İmam-cemaat misali; Erdoğan’ın o ifadesinden hemen sonra iktidarın etkili bir kalemi, “Adsızlar ülkesi ya da Beyaz Türkler ve Soyadı Kanunu, Türkiye’yi nasıl kimliksizleştirdi?” başlıklı bir yazıyla topa girdi.
Özetlersek; 1934’te çıkarılan Soyadı Kanunu’nun “sinsice tezgâhlandığını”, bunun “insanların gerçek kimliklerini, kök-kimliklerini gizleyerek ülkeyi kimliksizleştirdiğini”, “bazı devşirmelerin, Soyadı Kanunu’ndan sonra kimliklerini kolaylıkla gizleme ve sözümona Müslüman kimlikler benimseme imkânına kavuştuğunu” öne sürdü.
Ardından da sözü “Beyaz Türklere” getirip şu iddialarda bulundu:
“Bu azgın azınlıklar, böyle böyle kendilerini, isimlerini, kökenlerini gizleyerek bu ülkenin kilit kurumlarını ele geçirdiler. Ülke, Anadolu çocuklarının elinden alındı iki asır süren mücadelenin sonunda… Bu ülkenin çocuklarının varlık nedenini oluşturan İslâm, devletin bütün kurumlarından tasfiye edildi, toplumun İslâm’la ilişkisini sıfırlayacak bir pranga geçirildi boynuna: Laiklik prangası!… Beyaz Türk denildiğine bakmayın siz: Sözü edilen kişiler ne Türk ne de Müslüman. Kim bunlar peki? Devşirmeler ve devşirmelerin devşirmeleri… Özetle Beyaz Türkler, köken itibariyle Türk değildir… Azgın azınlıktır, fakat iki asırdır Türkiye’ye her alanda onlar hükmeder. Ama artık yeter!”
Anayasamızla korunma altına alınan, “Tevhidi Tedrisat, tekke ve zaviyelerin kapatılması, medeni nikah, Türk harflerinin kabulü” gibi İnkılap Kanunlarından sonra Soyadı Kanunu’nun hedefe oturtulması bir yana; demek ki, bu kanundan ve “laiklik prangasından” sonra ülkemizi “ne Türk ne de Müslüman olan devşirmeler ve devşirmelerin devşirmeleri” yönetmiş!..

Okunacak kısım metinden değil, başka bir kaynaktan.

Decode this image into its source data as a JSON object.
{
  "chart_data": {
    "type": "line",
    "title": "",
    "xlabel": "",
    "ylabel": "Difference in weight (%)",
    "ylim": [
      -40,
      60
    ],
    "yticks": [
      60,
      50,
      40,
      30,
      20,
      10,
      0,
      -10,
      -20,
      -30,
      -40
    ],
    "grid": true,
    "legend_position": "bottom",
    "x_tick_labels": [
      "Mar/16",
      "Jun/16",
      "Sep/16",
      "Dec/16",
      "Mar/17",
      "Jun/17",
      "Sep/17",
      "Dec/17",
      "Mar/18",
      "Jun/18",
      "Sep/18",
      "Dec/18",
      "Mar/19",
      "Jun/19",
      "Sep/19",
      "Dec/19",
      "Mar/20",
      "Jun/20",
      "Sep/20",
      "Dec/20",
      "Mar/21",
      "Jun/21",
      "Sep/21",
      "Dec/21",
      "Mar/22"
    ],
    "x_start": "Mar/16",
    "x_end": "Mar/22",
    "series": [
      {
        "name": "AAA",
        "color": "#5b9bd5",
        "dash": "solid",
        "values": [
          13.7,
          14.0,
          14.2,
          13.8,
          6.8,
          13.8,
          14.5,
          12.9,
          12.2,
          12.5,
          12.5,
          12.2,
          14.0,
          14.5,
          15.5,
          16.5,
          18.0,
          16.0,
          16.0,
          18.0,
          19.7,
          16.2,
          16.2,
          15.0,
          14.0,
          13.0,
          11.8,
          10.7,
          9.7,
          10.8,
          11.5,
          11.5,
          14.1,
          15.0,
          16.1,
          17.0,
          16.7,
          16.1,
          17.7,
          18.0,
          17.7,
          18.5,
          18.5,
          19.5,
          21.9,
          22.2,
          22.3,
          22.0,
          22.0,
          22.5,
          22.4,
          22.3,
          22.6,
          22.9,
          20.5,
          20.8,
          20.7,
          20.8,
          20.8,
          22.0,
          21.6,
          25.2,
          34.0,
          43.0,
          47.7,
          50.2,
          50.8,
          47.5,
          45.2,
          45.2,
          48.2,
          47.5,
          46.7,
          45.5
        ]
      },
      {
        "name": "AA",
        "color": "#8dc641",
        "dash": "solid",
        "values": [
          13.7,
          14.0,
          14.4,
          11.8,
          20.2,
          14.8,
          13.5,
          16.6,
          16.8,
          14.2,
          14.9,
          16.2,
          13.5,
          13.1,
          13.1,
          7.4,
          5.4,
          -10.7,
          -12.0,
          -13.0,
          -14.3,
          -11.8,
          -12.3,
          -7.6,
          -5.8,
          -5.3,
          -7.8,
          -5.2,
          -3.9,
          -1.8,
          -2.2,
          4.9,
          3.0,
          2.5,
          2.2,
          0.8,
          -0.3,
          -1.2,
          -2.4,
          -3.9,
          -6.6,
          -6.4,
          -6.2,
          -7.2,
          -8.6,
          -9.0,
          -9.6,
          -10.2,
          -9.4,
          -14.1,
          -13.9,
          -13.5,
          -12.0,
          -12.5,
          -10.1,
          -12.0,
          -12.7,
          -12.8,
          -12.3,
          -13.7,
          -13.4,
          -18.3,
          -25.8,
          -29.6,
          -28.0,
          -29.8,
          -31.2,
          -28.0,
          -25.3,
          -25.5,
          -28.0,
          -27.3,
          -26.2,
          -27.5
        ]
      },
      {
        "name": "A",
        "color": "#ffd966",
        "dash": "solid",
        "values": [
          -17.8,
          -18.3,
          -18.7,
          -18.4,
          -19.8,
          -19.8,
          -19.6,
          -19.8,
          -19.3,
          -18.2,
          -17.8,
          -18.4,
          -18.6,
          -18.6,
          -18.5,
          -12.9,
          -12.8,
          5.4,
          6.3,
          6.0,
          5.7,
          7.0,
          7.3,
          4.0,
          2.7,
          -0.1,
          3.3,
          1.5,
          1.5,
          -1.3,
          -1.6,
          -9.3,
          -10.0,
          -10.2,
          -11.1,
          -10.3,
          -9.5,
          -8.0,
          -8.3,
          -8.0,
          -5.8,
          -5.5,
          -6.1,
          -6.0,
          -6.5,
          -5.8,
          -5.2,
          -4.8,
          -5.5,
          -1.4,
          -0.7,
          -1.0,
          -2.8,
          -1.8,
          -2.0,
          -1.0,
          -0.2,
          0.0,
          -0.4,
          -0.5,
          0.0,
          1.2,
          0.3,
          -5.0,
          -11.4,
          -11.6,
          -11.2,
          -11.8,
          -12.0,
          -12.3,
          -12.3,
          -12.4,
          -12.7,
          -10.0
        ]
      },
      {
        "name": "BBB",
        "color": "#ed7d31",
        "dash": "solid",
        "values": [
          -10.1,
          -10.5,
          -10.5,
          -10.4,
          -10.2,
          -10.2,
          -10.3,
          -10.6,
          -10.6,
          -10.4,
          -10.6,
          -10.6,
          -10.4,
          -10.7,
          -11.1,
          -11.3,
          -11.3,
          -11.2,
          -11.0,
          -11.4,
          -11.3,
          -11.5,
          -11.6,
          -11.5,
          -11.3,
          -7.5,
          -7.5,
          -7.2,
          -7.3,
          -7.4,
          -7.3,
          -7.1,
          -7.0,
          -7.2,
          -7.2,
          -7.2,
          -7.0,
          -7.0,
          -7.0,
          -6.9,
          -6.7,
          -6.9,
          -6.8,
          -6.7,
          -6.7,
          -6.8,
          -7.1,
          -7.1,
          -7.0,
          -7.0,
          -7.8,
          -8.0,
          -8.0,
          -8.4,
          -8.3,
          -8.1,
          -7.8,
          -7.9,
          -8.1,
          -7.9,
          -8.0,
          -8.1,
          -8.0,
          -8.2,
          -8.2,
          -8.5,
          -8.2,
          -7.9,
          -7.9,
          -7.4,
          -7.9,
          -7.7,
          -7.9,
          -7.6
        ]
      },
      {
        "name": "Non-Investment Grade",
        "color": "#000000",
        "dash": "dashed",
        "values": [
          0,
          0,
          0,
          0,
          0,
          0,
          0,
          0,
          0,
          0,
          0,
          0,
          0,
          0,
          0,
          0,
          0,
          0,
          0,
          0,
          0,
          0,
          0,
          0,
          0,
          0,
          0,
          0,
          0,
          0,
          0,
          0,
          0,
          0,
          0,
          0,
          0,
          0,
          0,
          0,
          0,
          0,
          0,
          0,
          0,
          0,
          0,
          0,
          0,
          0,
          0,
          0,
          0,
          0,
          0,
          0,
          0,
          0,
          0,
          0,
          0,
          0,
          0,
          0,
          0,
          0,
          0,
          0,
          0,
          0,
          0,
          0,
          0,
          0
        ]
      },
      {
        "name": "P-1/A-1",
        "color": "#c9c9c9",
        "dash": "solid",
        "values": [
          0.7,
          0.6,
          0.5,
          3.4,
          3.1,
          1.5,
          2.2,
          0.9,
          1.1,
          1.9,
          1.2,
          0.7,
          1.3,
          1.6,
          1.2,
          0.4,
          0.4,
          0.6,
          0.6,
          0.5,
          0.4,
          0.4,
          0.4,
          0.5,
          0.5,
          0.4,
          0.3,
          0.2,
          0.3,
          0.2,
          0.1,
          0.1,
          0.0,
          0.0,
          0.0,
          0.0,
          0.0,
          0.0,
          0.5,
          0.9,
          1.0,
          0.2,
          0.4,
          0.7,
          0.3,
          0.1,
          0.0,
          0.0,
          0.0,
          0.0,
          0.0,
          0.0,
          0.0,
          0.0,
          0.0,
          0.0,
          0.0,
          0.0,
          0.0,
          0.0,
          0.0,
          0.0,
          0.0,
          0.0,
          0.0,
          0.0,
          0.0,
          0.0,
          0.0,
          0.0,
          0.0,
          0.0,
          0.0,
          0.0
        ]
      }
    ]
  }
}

Bu, gelmiş geçmiş Türkiye Cumhuriyeti yöneticilerine yönelik ne vahim, ne ağır bir suçlamadır!..
Tüm kayıtlar ellerinde. Müddei, iddiasını ispatla yükümlü olduğuna göre; buyursunlar, bu “devşirmelerin” kim olduğunu ayırımsız sansürsüz açıklasınlar, milletimiz de öğrensin.